Late in '08 I wrote an essay on the early Superman stories of Siegel and Shuster, titled "OCD on a Hotplate" as a way of describing how Siegel's scripts seemed to "wander without knowing what effect they're shooting for." But even Siegel's scripts are governed by more of the Aristotelian unities than TROLL 2. Rossella Drudi's script for the film clearly is trying to riff on many things at once. Two aspects already noted in TROLL PLAYING PART 1 include both vampire tropes and folklore about cannibalistic boogiemen (for which Scandinavian trolls *might* actually be better suited than Celtic goblins). I'll also speculate that given the film's heavy emphasis on the goblins forcing the beleaguered human protagonists to eat tainted food so that the humans will turn into plants, Drudi might even have been influenced by the mythic motif I'll call "eating the otherworld's food," which invariably causes mortals from Persephone on down to remain in the otherworld. All of these myth-motifs could have been arranged into some impressive presentational order, perhaps on a par with Jim Henson's 1986 film LABYRINTH.

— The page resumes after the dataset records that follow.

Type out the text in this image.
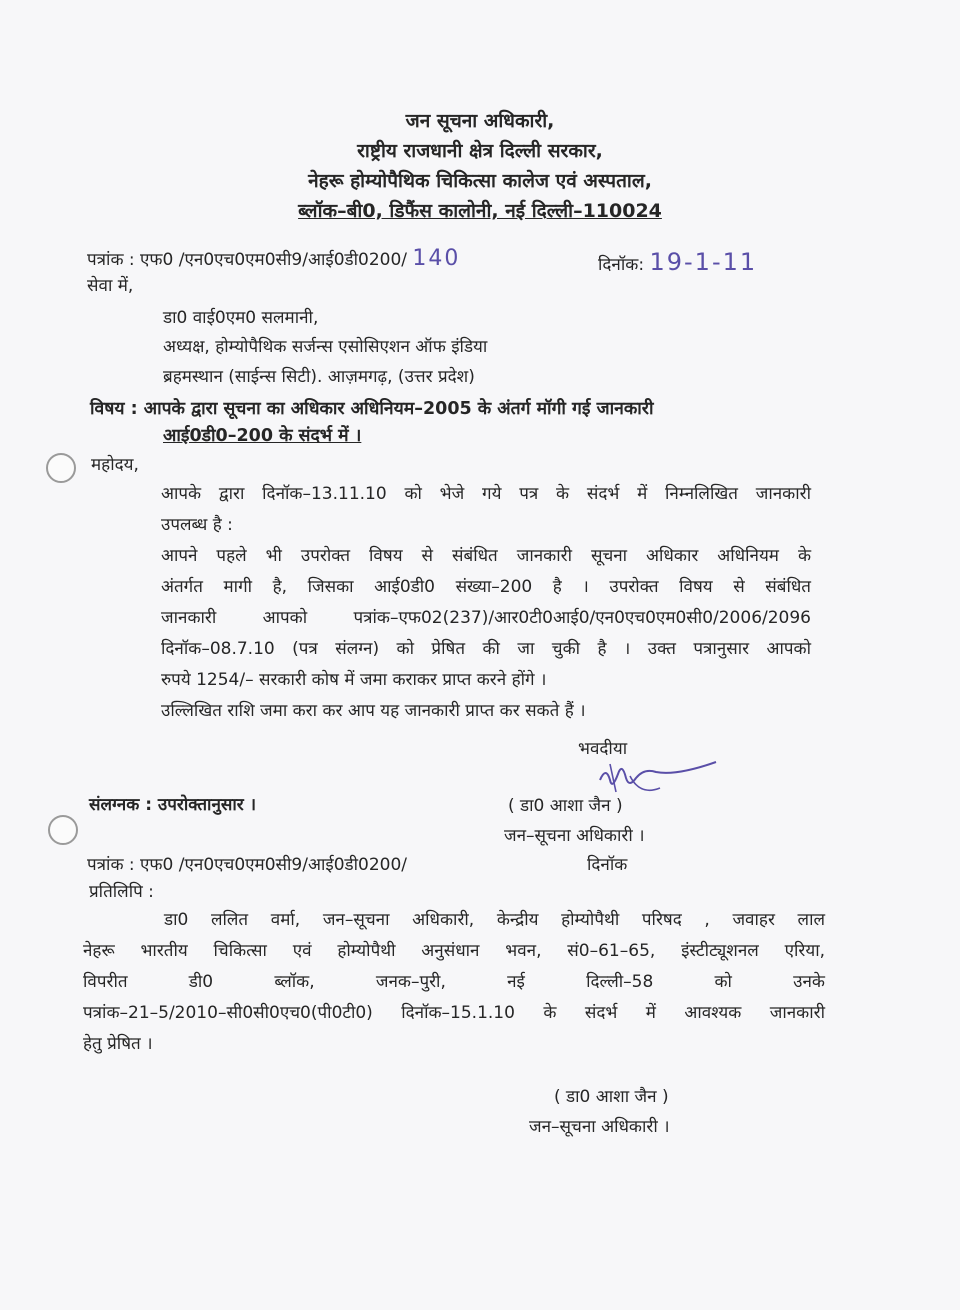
जन सूचना अधिकारी,
राष्ट्रीय राजधानी क्षेत्र दिल्ली सरकार,
नेहरू होम्योपैथिक चिकित्सा कालेज एवं अस्पताल,
ब्लॉक–बी0, डिफैंस कालोनी, नई दिल्ली–110024
पत्रांक : एफ0 /एन0एच0एम0सी9/आई0डी0200/ 140	दिनॉक: 19-1-11
सेवा में,
डा0 वाई0एम0 सलमानी,
अध्यक्ष, होम्योपैथिक सर्जन्स एसोसिएशन ऑफ इंडिया
ब्रहमस्थान (साईन्स सिटी). आज़मगढ़, (उत्तर प्रदेश)
विषय : आपके द्वारा सूचना का अधिकार अधिनियम–2005 के अंतर्ग मॉगी गई जानकारी
आई0डी0–200 के संदर्भ में ।
महोदय,
आपके द्वारा दिनॉक–13.11.10 को भेजे गये पत्र के संदर्भ में निम्नलिखित जानकारी
उपलब्ध है :
आपने पहले भी उपरोक्त विषय से संबंधित जानकारी सूचना अधिकार अधिनियम के
अंतर्गत मागी है, जिसका आई0डी0 संख्या–200 है । उपरोक्त विषय से संबंधित
जानकारी आपको पत्रांक–एफ02(237)/आर0टी0आई0/एन0एच0एम0सी0/2006/2096
दिनॉक–08.7.10 (पत्र संलग्न) को प्रेषित की जा चुकी है । उक्त पत्रानुसार आपको
रुपये 1254/– सरकारी कोष में जमा कराकर प्राप्त करने होंगे ।
उल्लिखित राशि जमा करा कर आप यह जानकारी प्राप्त कर सकते हैं ।
भवदीया
( डा0 आशा जैन )
जन–सूचना अधिकारी ।
संलग्नक : उपरोक्तानुसार ।
पत्रांक : एफ0 /एन0एच0एम0सी9/आई0डी0200/	दिनॉक
प्रतिलिपि :
डा0 ललित वर्मा, जन–सूचना अधिकारी, केन्द्रीय होम्योपैथी परिषद , जवाहर लाल
नेहरू भारतीय चिकित्सा एवं होम्योपैथी अनुसंधान भवन, सं0–61–65, इंस्टीट्यूशनल एरिया,
विपरीत डी0 ब्लॉक, जनक–पुरी, नई दिल्ली–58 को उनके
पत्रांक–21–5/2010–सी0सी0एच0(पी0टी0) दिनॉक–15.1.10 के संदर्भ में आवश्यक जानकारी
हेतु प्रेषित ।
( डा0 आशा जैन )
जन–सूचना अधिकारी ।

But of course, Drudi and her director-collaborator Claudio Fragasso DON'T manage to arrange their sensational concepts into any kind of order, and what one gets is pure pandemonium. There have been many popular authors whose essential way of impressing their public involves basically throwing everything plus the kitchen sink at the audience in the hope of grabbing its attention. It's been a particularly popular strategy in the world of animated cartoons, which as I noted here are often the first contact young audiences have with presentational symbols lacking any discursive rationale. Of course, when Tex Avery bombards his characters with rapid-fire sensational events lacking any rationale beyond "telling a joke," both he and his audience know that they're participating in this kind of non-discursive form of entertainment. I view this form as identical with the sort of non-discursive order that Langer finds in the fairytale, whose "purpose is to gratify wishes."

But though TROLL 2 has sequences that were probably meant to be broadly humorous by Drudi and Fragasso, Fragasso's complaint that audiences were laughing at a lot of the other sequences indicates that neither he nor his wife could see how weirdly incongrous their rewritings of archaic myths had turned out. It may be remembered that Schopenhauer considered incongruity the basic appeal of all humor, and TROLL 2 is almost as much a montage of incongruous scenes as Wood's GLEN OR GLENDA. If cannibal vegetarian goblins don't seem incongrous enough, one encounters also:

--The kid-character pissing on a table of tainted goblin-food to prevent his beloved family from eating it--

--a spectral protector, the kid's grandpa, who in one scene can blast a goblin with lightning and in another gives the kid a mundane Molotov cocktail to throw at the boogeymen--

--the aforementioned use of a "double decker baloney sandwich" as a crucifix--

--an evil witch-goblin who can transform herself into a hot babe who then proceeds to have sex with a young dude while popping him some popcorn in a unique manner--

--and the source of the evil ones' powers, a "Stonehenge magical stone" which the heroes use to defeat the goblins, even though the creatures come back for a horrific coda looking none the worse for their defeat.

Appropo of my "kitchen sink" remark, I'd be tempted to call all this "kitchen sink surrealism" if an online search hadn't shown me that the term has already been used for a distinct artistic movement. But maybe something like "presentational incoherence" would be just as good to distinguish works like TROLL 2 or GLEN OR GLENDA from works that may be equally non-discursive but which show more authorial control, as per the examples of Tex Avery and Jerry Siegel. Certainly the makers of TROLL 2-- including the actors, costumers, etc.-- were all guilty of incoherence of some sort, be it conceptual or purely linguistic.